I had to write this somewhere.
I just got home from taking my driving test and passing first time! I didn’t really want to do the ‘taking a picture and posting it on your socials thing’, but I sent a picture to my close friends. I even, out of excitement, tweeted about it. From that I’ve received congratulation messages and those few cheeky messages talking about how I’m now their Uber. Lol.
I’ve now just seen a tweet by someone saying “you are building your own house and buying your own car next year”. Now I’m not really looking towards a house at the moment. I want to be in a good stable job before I do that. The car on the other hand, I want that, so as of now I’m speaking it into existence and claiming it!
Every major thing that I said I would do before the year ends, I’ve done. I’ve really been on this ‘speaking things into existence’ tip, and it’s all really happened. Here is the three major things that I wanted:
I said that uni would not kill me and that I would graduate with a 2:1. I did want that 1st but I knew that there would be the big possibility that I wouldn’t get it. So instead I aimed for that 2:1. There was a time nearer to the end of my degree where I thought I wouldn’t even get that, and that I would instead graduate with a 2:2. But I prayed and said to God that if that was his will, I would be content with it. On September 11th, God blessed me and gave me what I had originally wanted.
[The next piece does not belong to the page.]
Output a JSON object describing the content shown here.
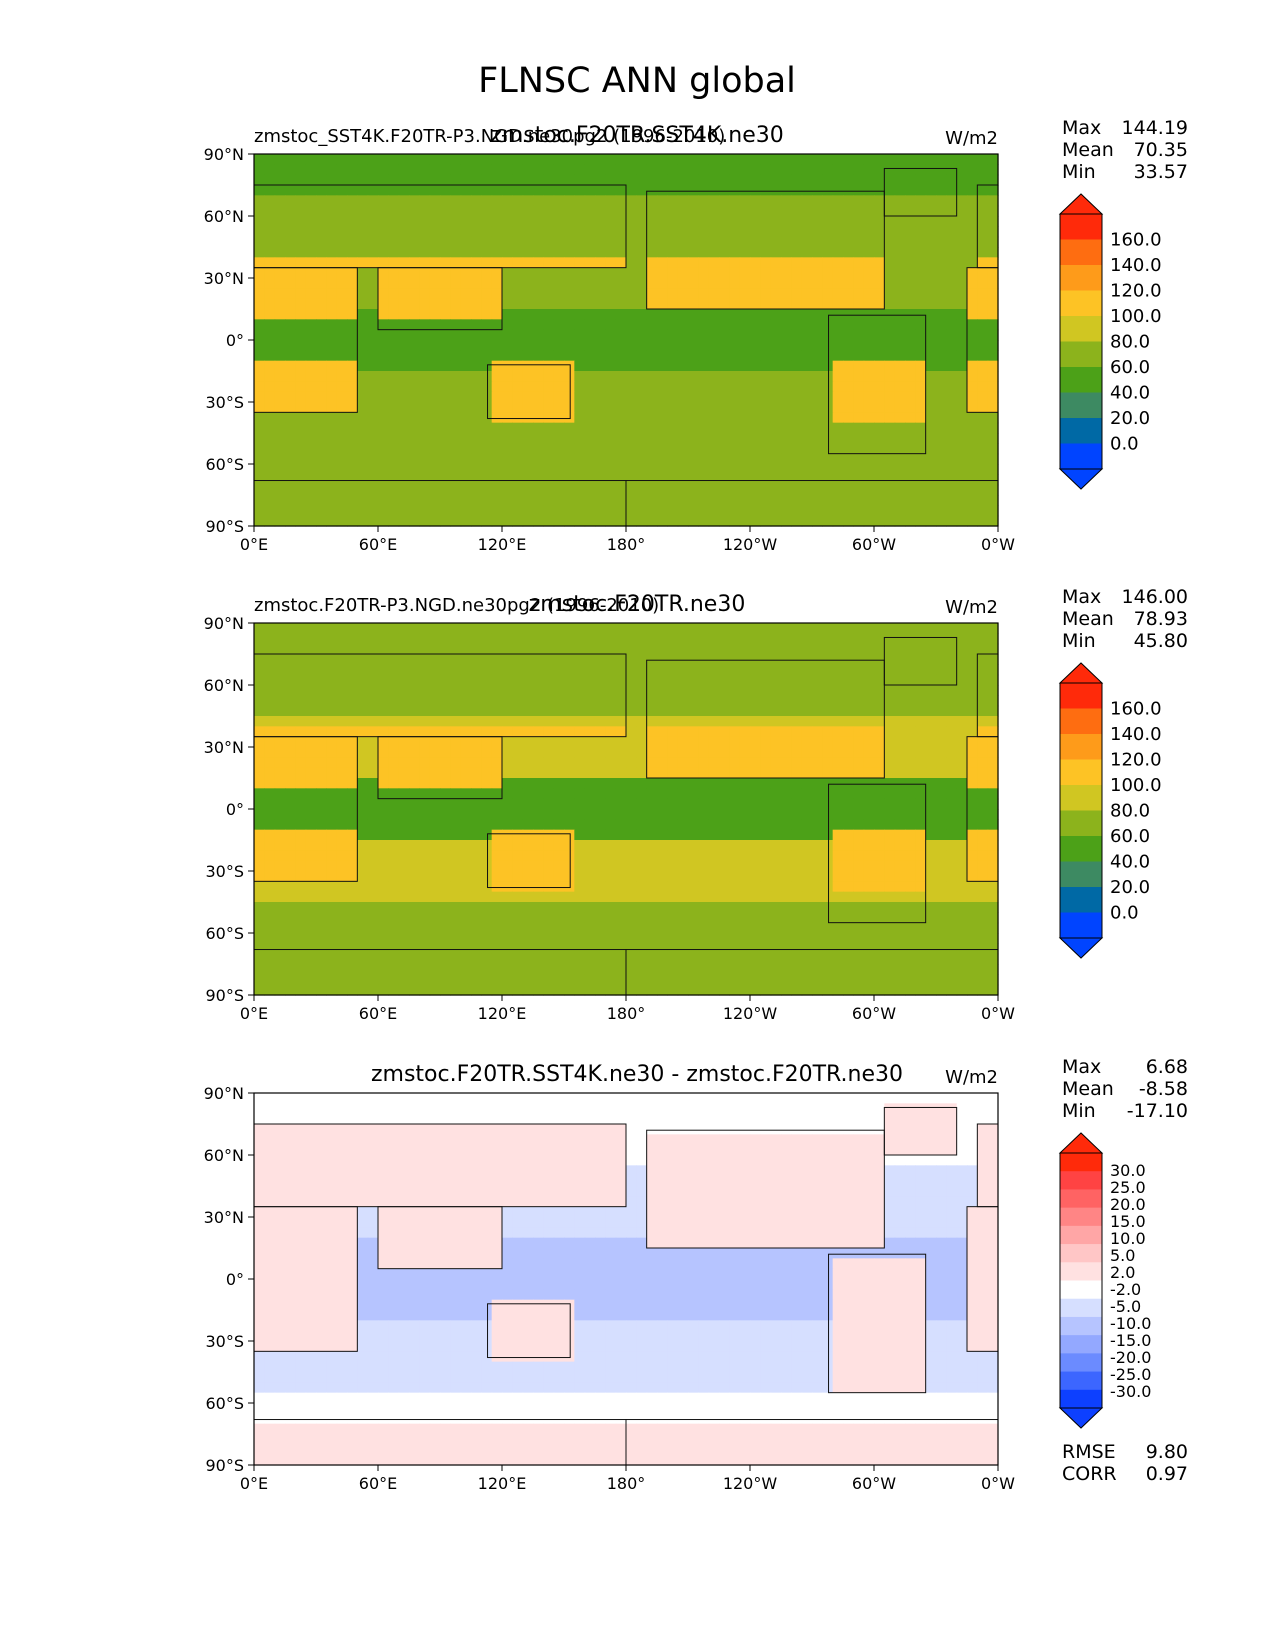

I graduated with a 2:1 and started my Masters the very next day.
I said that upon moving back home, I would secure a part time job to get me through my final degree. It didn’t happen as fast as I wanted it to. I had applied from early and had wanted to be working throughout the summer break. I didn’t work for any of the summer break, and it really had me down. My stepmom even thought that I was depressed; that’s how low my moods were. All I could see is that my plans hadn’t happened and I wouldn’t be able to do what I had wanted to do. I had wanted to take off the financial strain off of my parents and be able to pay for more things myself. Not only that, but I didn’t like the idea of fully supporting myself at uni due to my part time job, to then having to come home and fully depend on my parents. Yes it’s nice to not have to pay for everything, but I had liked the idea of them not having to worry about that. I didn’t get a job until the end of August, but regardless I still got a job.
I had said that I would pass my driving test by the end of the year, and I did with only 2 minors. I started learning in 6th form, but due to me going to a uni outside of London, not wanting to change my instructor and also not actually having done my theory test until my second year of uni, I was unable to take my test. This has irritated me for the longest, because why didn’t I just do my theory when my family said I should? I even passed first time so clearly I was more than capable. But I didn’t, so I made a promise that I would get it before the year ended, and also before my theory expired (that being January 2nd 2019 lol). And like I’ve repeatedly said, I did it.
Everything I said I would do I did it, but not only that, I brought every one of these areas to God. Before my final exam I prayed before going into the hall, before I opened the paper, when I closed the paper and again when I got back home. I’ve been doing this since Secondary School and now I do it for every piece of coursework. I prayed for every job application that I sent out and asked him to help me while I completed the application. I prayed last night, this morning when I woke up, before I drove off with my instructor, and I will be praying again to thank him later. I’ve been thanking God since my instructor dropped me back home, but I want to actually kneel down and pray properly.
What I’m trying to say is that with everything you do, believe in it, especially when those people around you try to convince you that you can’t do it. So many people thought I wouldn’t pass my test before the end of the year, and when I did, I messaged every single one to tell them “I told you so!”. Speak things into existence! It’s not just a saying, it’s a way of life. It actually helps you to believe that it will happen. And for those who believe in God, ask him to help you and be with you in everything you do, because with God all things are possible. My faith isn’t all that strong at the moment, but I believe that with him I can do all things. This is why Proverbs 3:5-6 is my favourite text. It says: “Trust in the Lord with all thine heart and lean not on thine own understanding. In all thy ways acknowledge him and he will direct thy parts”. Don’t be disheartened if it doesn’t happen the way you want or expect, but trust the process.
You can do everything you put your mind to, because if you don’t believe in your own sauce, who will?